I can’t quite remember where I first read about Edinburgh’s Thinking Chocolate, but I am pretty sure that it had something to do with their Haggis Truffles. After all, it isn’t every day you read about Haggis Truffles, so I had stored this away in some forgotten corner of my memory until I made it back onto that side of the Atlantic again. Obviously I had to search out the person who decided that the world needed such a truffle.
That person is Nadia Ellingham. She’s been at the helm of Thinking Chocolate for quite a few years now, and is one of those people who is always thinking about chocolate. And she thinks about it in a wonderfully imaginative way, coming up with unusual flavours for her truffles such as Umami and Tomato & Basil. In fact, every year to raise money for Comic Relief, she has a “Guess The Flavour” contest where she goes a little wild to keep people on their toes.
The Thinking Chocolate shop is not very big at all – compact and bijou you might say. It wasn’t really supposed to be a proper shop so much as a space for Nadia to make her creations, but it had a lovely big window which she filled with chocolately things and so people started coming in to make purchases.

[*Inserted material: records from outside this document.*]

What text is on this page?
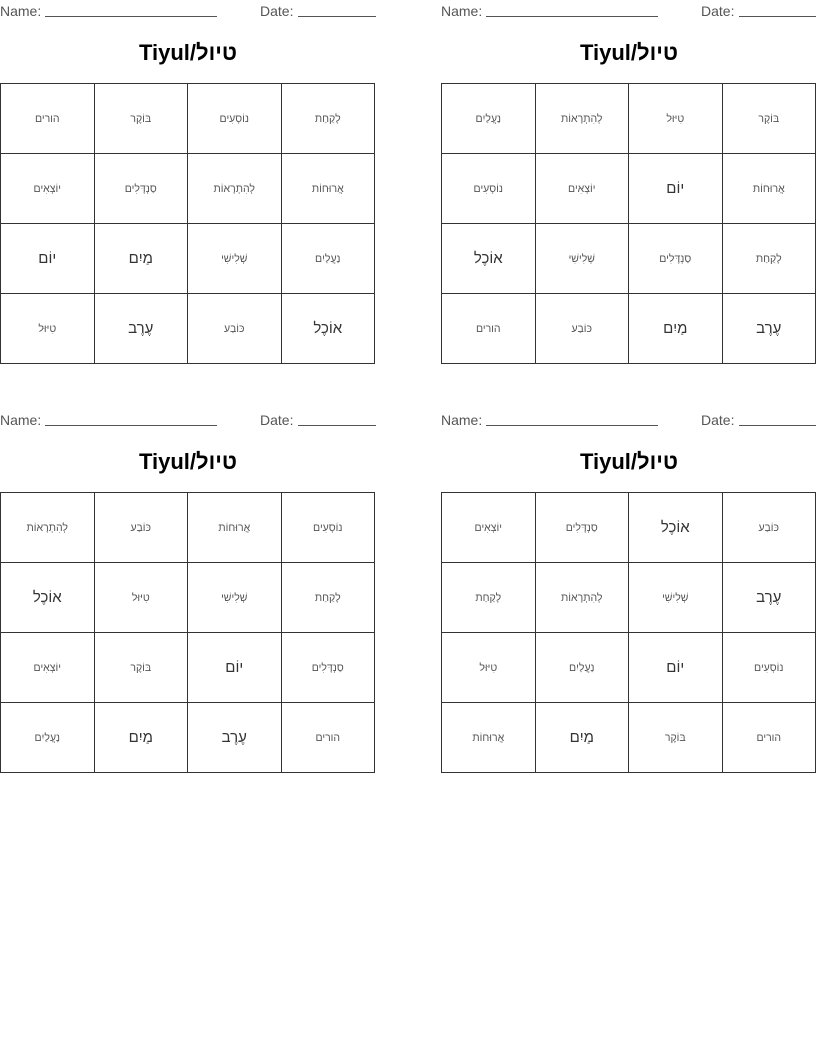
Name:	Date:
Tiyul/טיול
הורים	בּוֹקֶר	נוֹסְעִים	לָקַחַת
יוֹצְאִים	סַנְדָּלִים	לְהִתְרָאוֹת	אֲרוּחוֹת
יוֹם	מַיִם	שְׁלִישִׁי	נַעֲלַיִם
טִיּוּל	עֶרֶב	כּוֹבַע	אוֹכֶל
Name:	Date:
Tiyul/טיול
נַעֲלַיִם	לְהִתְרָאוֹת	טִיּוּל	בּוֹקֶר
נוֹסְעִים	יוֹצְאִים	יוֹם	אֲרוּחוֹת
אוֹכֶל	שְׁלִישִׁי	סַנְדָּלִים	לָקַחַת
הורים	כּוֹבַע	מַיִם	עֶרֶב
Name:	Date:
Tiyul/טיול
לְהִתְרָאוֹת	כּוֹבַע	אֲרוּחוֹת	נוֹסְעִים
אוֹכֶל	טִיּוּל	שְׁלִישִׁי	לָקַחַת
יוֹצְאִים	בּוֹקֶר	יוֹם	סַנְדָּלִים
נַעֲלַיִם	מַיִם	עֶרֶב	הורים
Name:	Date:
Tiyul/טיול
יוֹצְאִים	סַנְדָּלִים	אוֹכֶל	כּוֹבַע
לָקַחַת	לְהִתְרָאוֹת	שְׁלִישִׁי	עֶרֶב
טִיּוּל	נַעֲלַיִם	יוֹם	נוֹסְעִים
אֲרוּחוֹת	מַיִם	בּוֹקֶר	הורים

And as I stood in the shop talking to her, there was a steady stream of people coming in to buy her ornate Easter Eggs – no real surprise considering how they looked.
Naturally I had to sample some of her very pretty chocolates, and these were the highlights from the box although I’d also like to mention the lemon mousse filled min Easter Eggs because I’d happily eat those all day long.
The infamous Haggis Truffle. First of all, the answer to the question on everyone’s mind. No, there is no actual haggis meat in this truffle – it is completely free of entrails. Instead, it is a lovely dark ganache which has been spiced in the same way that a haggis is with nutmeg, black pepper and mace, and a bit of oatmeal for texture. And it is very clever indeed. I must admit that there was a big smile on my face as I ate what looked like a truffle and haggis flavours came flooding through. An ingenious idea, perfectly executed and very, very tasty.
Single Malt Whisky Truffle
A dark chocolate cup housing a very smooth and relatively boozy whisky ganache, with just a few nibs on top. There’s very little to complain about here because the balance between the chocolate and the whisky is handled so well. No wonder the Scottish Malt Whisky Society asked Nadia to make some truffles for one of their tastings.
Tangerine & Lime
I’d never have thought of combining coconut and citrus, yet it works really well. The sharpness of the tangerine and lime stay in the background as the chocolate and coconut mix together, like sticking some Opal Fruits into a Bounty bar. An unusual combination for sure especially because of some unexpected floral notes, but all the better for it.
Cocoa Nib Raspberry & Rose
This was really, really good. The fruit centre just melts away to nothing at all, almost like a sorbet. It is flavoured nice and subtly too, which is good because that rose could get overwhelming very quickly, and there is plenty of space for the dark chocolate that makes up the shell and the crunchy little nibs on top.
So while it might be the promise of a Haggis Truffle that brings many people to Thinking Chocolate, there are plenty of other reasons to go back again. Chocolates are made in small batches, with new varieties being introduced all the time so be prepared to be pleasantly surprised.